Bryan Nadua of PM, who is also a BPO worker, noted such abrupt transition could compromise the health and safety of employees.
“BPO workers should be returned to work safely,” Nadua said in a news statement issued on Monday.
Jodelle Villanueva, a former Customer Service Representative before becoming an HR Manager in a BPO firm, echoed Nadua’s statement. He noted on-site BPO work has a high chance of spreading Covid-19 infections.
“Even before the pandemic, if one BPO employee gets a cough or cold, in a day or two, someone else will show similar symptoms due to infection.

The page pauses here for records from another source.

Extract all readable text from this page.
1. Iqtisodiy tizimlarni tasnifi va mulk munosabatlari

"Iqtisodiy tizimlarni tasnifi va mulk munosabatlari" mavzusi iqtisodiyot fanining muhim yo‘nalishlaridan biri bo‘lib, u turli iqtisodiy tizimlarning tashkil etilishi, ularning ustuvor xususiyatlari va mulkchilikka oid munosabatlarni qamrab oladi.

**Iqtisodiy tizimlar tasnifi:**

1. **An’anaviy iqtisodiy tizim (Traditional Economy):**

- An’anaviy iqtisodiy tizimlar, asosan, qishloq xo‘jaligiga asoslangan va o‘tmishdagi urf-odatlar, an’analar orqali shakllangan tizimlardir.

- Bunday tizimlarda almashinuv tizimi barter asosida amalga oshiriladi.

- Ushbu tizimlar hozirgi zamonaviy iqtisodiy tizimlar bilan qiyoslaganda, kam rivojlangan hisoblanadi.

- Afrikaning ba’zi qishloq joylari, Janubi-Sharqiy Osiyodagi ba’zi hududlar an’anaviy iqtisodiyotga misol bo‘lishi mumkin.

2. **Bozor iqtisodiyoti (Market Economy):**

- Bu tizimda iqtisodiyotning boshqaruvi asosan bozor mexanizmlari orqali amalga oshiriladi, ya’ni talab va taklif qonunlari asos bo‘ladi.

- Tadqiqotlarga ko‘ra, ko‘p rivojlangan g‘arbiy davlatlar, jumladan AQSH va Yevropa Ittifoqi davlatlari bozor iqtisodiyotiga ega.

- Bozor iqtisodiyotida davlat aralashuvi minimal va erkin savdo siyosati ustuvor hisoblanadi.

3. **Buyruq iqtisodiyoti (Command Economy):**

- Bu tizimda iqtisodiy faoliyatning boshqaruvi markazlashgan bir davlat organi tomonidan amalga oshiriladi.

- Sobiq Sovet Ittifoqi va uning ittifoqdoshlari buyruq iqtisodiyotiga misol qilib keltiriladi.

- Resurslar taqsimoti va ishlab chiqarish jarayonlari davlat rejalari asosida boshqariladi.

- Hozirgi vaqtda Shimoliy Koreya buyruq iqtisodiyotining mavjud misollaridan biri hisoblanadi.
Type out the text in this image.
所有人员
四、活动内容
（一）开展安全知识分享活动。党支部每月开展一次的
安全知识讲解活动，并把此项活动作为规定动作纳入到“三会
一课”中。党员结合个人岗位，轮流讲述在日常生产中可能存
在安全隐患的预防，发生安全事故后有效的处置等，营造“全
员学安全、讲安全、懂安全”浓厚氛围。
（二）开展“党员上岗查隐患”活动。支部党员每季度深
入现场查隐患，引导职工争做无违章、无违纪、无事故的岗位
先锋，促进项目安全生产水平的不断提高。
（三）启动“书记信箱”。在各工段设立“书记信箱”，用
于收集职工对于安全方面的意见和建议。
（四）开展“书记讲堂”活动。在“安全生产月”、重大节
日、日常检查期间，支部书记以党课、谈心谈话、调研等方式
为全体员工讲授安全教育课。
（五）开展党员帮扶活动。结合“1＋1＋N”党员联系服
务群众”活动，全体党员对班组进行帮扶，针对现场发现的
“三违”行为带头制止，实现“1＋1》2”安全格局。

Headsets too are sometimes shared among employees, and are another way by which Covid-19 might be easily transmitted in a 100 percent fully operational scenario,” Villanueva said.
To minimize such risk, Nadua and Villanueva urged the government to allow BPOs to maintain 50 percent to 70 percent of their employees in worksites, while the rest work at home.
The FIRB issued a resolution, which allowed the said BPO firms to have 90 percent of their personnel working at home until March 31, 2022.
PM hit the resolution, which it said, was done, without any stakeholder consultation.
The labor group urged the Department of Labor and Employment (DOLE) to conduct a tripartite dialogue, including BPO workers, to address the issue.